2. Mehmedic Z, et al. Potency trends of Delta9-THC and other cannabinoids in confiscated cannabis preparations from 1993 to 2008. Journal of forensic sciences. 2010;55(5):1209-17.

3. Keshavan MS, et al. Changes in the adolescent brain and the pathophysiology of psychotic disorders. The lancet Psychiatry. 2014;1(7):549-58.

4. Spear LP. The adolescent brain and age-related behavioral manifestations. Neuroscience and biobehavioral reviews. 2000;24(4):417-63.

5. Arseneault L, et al. Causal association between cannabis and psychosis: examination of the evidence. The British journal of psychiatry : the journal of mental science. 2004;184:110-7.

6. Di Forti M, et al. Daily use, especially of high-potency cannabis, drives the earlier onset of psychosis in cannabis users. Schizophrenia bulletin. 2014;40(6):1509-17.

7. Moore TH, et al. Cannabis use and risk of psychotic or affective mental health outcomes: a systematic review. Lancet. 2007;370(9584):319-28.

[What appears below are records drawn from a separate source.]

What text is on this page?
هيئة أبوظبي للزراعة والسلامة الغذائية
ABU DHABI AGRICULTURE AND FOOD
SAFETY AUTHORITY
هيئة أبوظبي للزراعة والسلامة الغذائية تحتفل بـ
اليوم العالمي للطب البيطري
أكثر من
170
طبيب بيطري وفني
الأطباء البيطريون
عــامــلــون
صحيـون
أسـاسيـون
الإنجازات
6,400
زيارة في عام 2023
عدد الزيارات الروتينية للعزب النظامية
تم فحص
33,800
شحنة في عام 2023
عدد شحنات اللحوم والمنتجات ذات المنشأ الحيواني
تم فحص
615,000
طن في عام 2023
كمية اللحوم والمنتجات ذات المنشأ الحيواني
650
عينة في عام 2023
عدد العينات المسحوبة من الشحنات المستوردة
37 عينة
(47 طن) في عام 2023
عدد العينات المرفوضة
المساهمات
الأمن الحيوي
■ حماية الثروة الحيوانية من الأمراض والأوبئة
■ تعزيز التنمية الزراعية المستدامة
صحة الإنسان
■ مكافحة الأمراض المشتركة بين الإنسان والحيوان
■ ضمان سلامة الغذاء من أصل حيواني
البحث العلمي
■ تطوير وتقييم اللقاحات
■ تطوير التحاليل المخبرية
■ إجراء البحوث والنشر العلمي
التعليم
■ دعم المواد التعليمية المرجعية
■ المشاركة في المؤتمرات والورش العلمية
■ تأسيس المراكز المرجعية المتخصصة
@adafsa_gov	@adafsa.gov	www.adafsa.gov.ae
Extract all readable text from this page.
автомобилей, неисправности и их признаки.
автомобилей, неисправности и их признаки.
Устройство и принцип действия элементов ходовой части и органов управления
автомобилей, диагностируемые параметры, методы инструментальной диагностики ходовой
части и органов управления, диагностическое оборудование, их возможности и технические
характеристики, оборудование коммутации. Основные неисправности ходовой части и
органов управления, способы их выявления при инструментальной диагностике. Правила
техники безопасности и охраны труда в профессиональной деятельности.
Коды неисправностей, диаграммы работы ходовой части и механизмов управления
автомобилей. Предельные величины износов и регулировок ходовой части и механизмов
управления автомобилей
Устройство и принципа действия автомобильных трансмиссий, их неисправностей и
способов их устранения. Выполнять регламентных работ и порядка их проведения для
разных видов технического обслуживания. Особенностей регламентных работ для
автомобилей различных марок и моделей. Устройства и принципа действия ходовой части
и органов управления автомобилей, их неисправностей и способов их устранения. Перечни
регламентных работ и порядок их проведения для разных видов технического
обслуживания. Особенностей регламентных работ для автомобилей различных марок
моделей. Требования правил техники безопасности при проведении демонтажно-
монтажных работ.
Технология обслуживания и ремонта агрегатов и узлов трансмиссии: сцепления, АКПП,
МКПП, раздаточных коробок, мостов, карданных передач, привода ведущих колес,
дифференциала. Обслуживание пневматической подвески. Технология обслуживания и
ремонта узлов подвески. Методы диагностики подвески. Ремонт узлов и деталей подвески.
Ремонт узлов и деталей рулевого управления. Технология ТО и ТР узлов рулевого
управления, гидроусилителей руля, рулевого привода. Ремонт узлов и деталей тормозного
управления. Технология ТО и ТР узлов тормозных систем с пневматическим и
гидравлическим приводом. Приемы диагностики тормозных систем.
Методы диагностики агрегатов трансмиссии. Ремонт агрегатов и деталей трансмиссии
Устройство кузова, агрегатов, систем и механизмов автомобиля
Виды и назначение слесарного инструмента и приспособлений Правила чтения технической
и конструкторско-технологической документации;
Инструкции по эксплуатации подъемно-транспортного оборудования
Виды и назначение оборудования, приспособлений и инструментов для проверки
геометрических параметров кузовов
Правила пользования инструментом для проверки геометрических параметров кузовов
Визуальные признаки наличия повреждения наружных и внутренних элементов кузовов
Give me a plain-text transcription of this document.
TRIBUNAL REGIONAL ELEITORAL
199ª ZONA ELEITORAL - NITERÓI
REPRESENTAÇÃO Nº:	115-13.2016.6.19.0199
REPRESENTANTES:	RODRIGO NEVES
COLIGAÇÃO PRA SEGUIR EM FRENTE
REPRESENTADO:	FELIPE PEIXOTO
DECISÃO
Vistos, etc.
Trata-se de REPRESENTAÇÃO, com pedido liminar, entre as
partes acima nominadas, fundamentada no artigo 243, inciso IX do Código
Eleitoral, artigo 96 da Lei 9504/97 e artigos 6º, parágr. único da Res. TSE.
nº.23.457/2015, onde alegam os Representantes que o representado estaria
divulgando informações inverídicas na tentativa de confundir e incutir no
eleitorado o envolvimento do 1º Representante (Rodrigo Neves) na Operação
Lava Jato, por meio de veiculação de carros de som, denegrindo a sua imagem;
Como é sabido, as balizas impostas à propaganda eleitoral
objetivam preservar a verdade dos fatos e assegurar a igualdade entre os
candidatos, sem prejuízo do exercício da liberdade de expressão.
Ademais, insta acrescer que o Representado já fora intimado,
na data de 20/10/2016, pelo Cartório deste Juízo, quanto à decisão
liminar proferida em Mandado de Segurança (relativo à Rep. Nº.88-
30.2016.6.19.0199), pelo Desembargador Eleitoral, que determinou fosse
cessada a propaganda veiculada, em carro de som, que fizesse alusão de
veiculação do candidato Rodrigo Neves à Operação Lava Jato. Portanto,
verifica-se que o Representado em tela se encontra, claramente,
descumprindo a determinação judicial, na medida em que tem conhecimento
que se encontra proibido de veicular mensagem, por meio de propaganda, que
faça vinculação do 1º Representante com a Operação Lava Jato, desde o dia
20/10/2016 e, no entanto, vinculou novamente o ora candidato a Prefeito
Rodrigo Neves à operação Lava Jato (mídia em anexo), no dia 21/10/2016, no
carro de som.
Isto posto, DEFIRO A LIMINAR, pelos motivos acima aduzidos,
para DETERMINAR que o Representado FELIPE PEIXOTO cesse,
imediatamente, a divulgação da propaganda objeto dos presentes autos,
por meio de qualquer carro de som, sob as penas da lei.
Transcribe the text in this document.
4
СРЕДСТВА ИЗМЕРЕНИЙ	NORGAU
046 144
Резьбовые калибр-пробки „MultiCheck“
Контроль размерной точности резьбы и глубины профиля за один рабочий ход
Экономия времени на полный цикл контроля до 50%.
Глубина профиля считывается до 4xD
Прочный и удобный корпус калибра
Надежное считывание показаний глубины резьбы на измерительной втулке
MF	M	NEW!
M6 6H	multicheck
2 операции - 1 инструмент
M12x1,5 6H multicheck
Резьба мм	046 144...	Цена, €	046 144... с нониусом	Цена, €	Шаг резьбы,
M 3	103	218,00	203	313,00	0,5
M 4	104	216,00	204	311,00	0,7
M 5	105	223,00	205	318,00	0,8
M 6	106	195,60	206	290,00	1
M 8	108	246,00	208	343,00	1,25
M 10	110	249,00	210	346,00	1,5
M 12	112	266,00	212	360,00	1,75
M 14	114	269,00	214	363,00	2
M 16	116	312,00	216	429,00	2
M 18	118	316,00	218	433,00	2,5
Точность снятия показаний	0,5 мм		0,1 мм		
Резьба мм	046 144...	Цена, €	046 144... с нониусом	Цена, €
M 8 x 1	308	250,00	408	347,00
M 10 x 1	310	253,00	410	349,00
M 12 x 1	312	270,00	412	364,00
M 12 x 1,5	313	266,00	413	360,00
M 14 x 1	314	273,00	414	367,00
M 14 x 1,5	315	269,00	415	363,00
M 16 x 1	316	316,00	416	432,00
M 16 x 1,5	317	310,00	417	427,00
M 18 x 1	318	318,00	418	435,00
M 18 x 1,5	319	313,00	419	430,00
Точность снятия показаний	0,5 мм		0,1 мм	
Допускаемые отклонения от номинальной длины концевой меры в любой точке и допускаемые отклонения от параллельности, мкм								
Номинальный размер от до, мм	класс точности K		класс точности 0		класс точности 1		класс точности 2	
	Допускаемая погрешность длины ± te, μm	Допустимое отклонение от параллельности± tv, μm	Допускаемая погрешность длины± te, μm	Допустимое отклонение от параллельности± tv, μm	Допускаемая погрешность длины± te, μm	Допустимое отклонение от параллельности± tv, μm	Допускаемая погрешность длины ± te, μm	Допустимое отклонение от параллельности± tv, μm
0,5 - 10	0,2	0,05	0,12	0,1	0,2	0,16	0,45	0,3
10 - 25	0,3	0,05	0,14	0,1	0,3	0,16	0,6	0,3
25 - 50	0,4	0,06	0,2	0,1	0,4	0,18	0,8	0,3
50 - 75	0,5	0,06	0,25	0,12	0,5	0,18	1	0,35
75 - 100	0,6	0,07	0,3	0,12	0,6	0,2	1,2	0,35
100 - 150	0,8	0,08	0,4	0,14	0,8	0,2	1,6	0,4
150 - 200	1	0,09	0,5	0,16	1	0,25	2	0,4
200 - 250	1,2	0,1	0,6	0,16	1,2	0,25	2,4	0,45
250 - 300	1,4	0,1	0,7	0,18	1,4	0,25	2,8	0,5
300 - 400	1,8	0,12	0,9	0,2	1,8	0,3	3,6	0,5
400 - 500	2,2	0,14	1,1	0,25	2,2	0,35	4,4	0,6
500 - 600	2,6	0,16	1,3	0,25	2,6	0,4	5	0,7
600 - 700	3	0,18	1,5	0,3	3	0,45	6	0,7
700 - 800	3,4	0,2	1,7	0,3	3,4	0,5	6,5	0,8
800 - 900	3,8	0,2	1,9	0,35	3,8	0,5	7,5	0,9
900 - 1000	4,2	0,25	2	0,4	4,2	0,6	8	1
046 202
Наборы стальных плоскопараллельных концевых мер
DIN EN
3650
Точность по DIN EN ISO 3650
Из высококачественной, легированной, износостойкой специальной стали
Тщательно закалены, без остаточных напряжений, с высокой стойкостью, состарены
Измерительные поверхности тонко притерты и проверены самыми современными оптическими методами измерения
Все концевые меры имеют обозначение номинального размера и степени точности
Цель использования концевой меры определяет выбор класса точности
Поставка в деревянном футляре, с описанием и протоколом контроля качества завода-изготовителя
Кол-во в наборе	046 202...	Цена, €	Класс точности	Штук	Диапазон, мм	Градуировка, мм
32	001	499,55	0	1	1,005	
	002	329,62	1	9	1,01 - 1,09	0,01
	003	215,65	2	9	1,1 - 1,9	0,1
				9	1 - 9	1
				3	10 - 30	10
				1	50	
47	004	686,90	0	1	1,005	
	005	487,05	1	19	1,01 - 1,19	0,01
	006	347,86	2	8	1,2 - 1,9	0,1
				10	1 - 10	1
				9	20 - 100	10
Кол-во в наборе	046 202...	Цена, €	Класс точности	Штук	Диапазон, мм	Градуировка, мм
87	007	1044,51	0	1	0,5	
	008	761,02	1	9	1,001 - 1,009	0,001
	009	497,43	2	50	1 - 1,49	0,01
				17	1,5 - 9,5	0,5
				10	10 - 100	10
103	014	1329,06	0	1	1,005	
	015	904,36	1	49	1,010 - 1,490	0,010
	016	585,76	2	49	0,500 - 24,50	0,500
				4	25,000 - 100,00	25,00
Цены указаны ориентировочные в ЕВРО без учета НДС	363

8. Gage SH, et al. Association Between Cannabis and Psychosis: Epidemiologic Evidence. Biological psychiatry. 2015.

9. Rubino T, Parolaro D. Long lasting consequences of cannabis exposure in adolescence. Molecular and cellular endocrinology. 2008;286(1-2 Suppl 1):S108-13.

10. Stefanis NC, et al. Early adolescent cannabis exposure and positive and negative dimensions of psychosis. Addiction. 2004;99(10):1333-41.

11. Renard J, et al. Long-term consequences of adolescent cannabinoid exposure in adult psychopathology. Frontiers in neuroscience. 2014;8:361.